Retired teacher gets second chance at life with marrow transplant
Cancer survivor Rich Little (R) building a woodland trail with other teachers and volunteers.
Rich Little is now living an amazing life – his passion for teaching and community-building led him on a journey from his family homestead in Oregon to bush schools in Alaska. After retiring from the State of Alaska in 2003, he returned to continue his work as a teacher and administrator in the town where he grew up, and where his parents and grandparents had served as educators.
However, in 2014, problems with fatigue led to tests that resulted in a serious diagnosis: Rich was suffering from a bone marrow disorder called myelodysplastic syndrome, in which immature blood cells never develop fully. Doctors treated him for a time with weekly blood transfusions, then as his condition worsened, chemotherapy was added. As his health continued to decline, Rich’s case was evaluated by the OSHU Knight Cancer Institute in Portland, Ore., which recommended a bone marrow or peripheral blood stem cell transplant if a matching donor could be found.
“In less than three weeks they called and told me a perfect match had been found,” said Rich. “I felt there was a mistake. How could someone be identified as a perfect match in such a short time? I was certain that somehow, a donor would have to be a relative, but I had no living relatives who could help.” In fact, due to the way the tissue types that determine matches are inherited, only 30 percent of donors are related to recipients. Seventy percent of donors are unrelated, although they often share ethnicity or have a similar ancestry.

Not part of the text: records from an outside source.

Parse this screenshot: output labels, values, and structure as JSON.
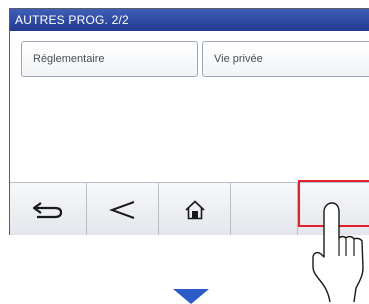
{
  "title": "AUTRES PROG. 2/2",
  "options": [
    {
      "label": "Réglementaire"
    },
    {
      "label": "Vie privée"
    }
  ],
  "toolbar": {
    "buttons": [
      {
        "icon": "back-icon"
      },
      {
        "icon": "previous-icon"
      },
      {
        "icon": "home-icon"
      },
      {
        "icon": "blank"
      }
    ]
  },
  "colors": {
    "titlebar": "#2d4aa3",
    "highlight": "#e0202a",
    "arrow": "#2a5bc7"
  }
}
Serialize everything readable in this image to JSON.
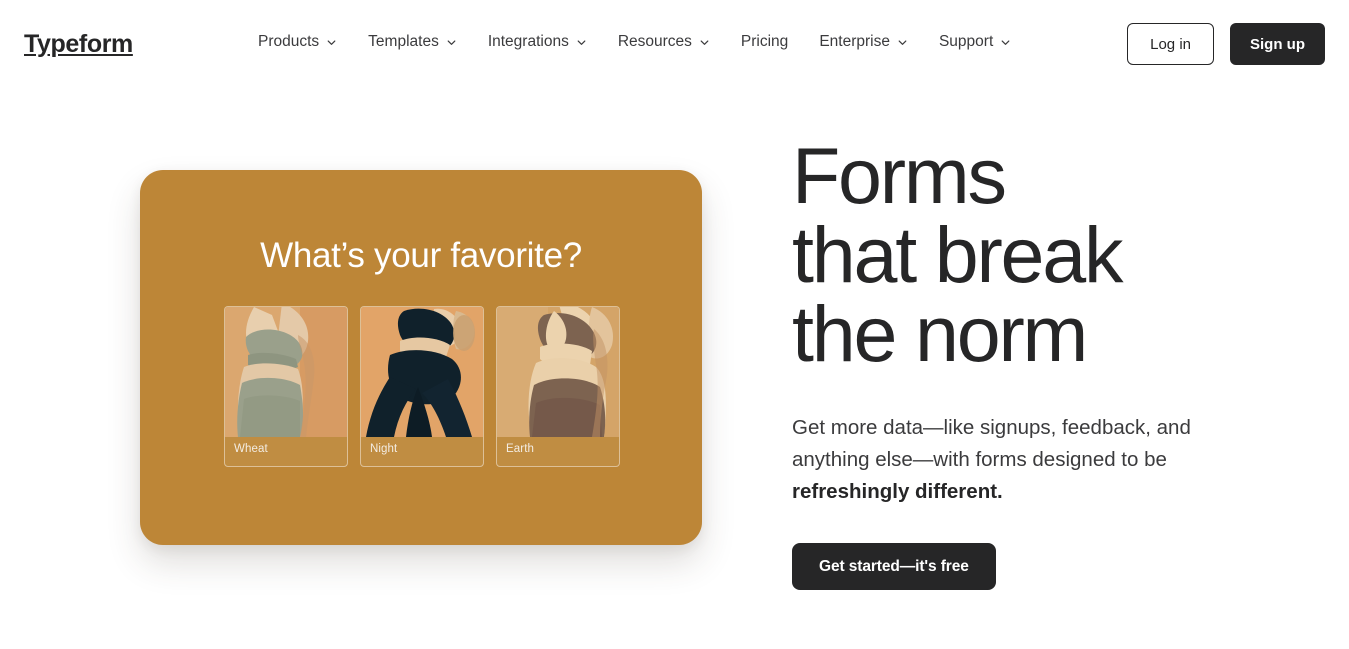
{
  "header": {
    "brand": "Typeform",
    "nav": [
      {
        "label": "Products",
        "has_caret": true,
        "icon": "chevron-down-icon"
      },
      {
        "label": "Templates",
        "has_caret": true,
        "icon": "chevron-down-icon"
      },
      {
        "label": "Integrations",
        "has_caret": true,
        "icon": "chevron-down-icon"
      },
      {
        "label": "Resources",
        "has_caret": true,
        "icon": "chevron-down-icon"
      },
      {
        "label": "Pricing",
        "has_caret": false,
        "icon": ""
      },
      {
        "label": "Enterprise",
        "has_caret": true,
        "icon": "chevron-down-icon"
      },
      {
        "label": "Support",
        "has_caret": true,
        "icon": "chevron-down-icon"
      }
    ],
    "login_label": "Log in",
    "signup_label": "Sign up"
  },
  "hero": {
    "title_line1": "Forms",
    "title_line2": "that break",
    "title_line3": "the norm",
    "subtitle_normal": "Get more data—like signups, feedback, and anything else—with forms designed to be ",
    "subtitle_bold": "refreshingly different.",
    "cta_label": "Get started—it's free"
  },
  "preview": {
    "question": "What’s your favorite?",
    "choices": [
      {
        "label": "Wheat",
        "garment_color": "#9aa08b",
        "skin_color": "#e4c9a8",
        "backdrop_color": "#d79b63"
      },
      {
        "label": "Night",
        "garment_color": "#10212b",
        "skin_color": "#e9cda9",
        "backdrop_color": "#e09e5f"
      },
      {
        "label": "Earth",
        "garment_color": "#7d6350",
        "skin_color": "#ecd3ae",
        "backdrop_color": "#d4a468"
      }
    ]
  },
  "colors": {
    "card_background": "#bd8637",
    "ink": "#262627",
    "page_background": "#ffffff"
  }
}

Once Rich’s match was found, his transplant was scheduled to happen quickly, leaving him only a short time to arrange for caretakers during his recovery. Transplant recipients undergo a conditioning regimen that not only destroys the diseased cells, but the entire immune system. Only then can the new blood stem cells take hold and create a new immune system free of the illness. This process is called engraftment.
During this time Rich needed constant support for several weeks. He is an important part of his community, and that community – from friends to former students to fellow teachers – stepped up to help him when he needed them.
In January 2017, Gift of Life arranged for Rich to meet the stem cell donor who had been a perfect match and saved his life, Ethan Krafft. At the Steps for Life 5k of South Florida, the two were introduced for the first time. “I feel almost as if I’ve known him my whole life,” Rich said after meeting Ethan. “If it wasn’t for him, I wouldn’t be alive now.” Their emotional meeting confirmed the value of Gift of Life’s mission: to find a matching donor for every person who needs one, whenever it is needed.
Rich took extensive notes about his transplant experience, and hopes his practical knowledge may be helpful to other patients who are preparing for a bone marrow or stem cell transplant. “I would like to help others who are navigating through the process, for example, using social media to organize their caregivers,” he said.
Nearly two years into his recovery, and with his ability to do more growing every day, Rich says it is incredibly important for people to join the registry as potential donors. “People I don’t even know are offering to help remodel my ceramics studio. That global sense of community is so important! People need to understand that Gift of Life is a community, too, helping to save lives. I just want to grab people and say ‘Get swabbed!’”
Rich is now expanding his ceramics studio with a classroom, where he plans to teach classes to the many who have asked him to share his knowledge. His goal is to create a place where arts and social interaction create a comfortable space for all.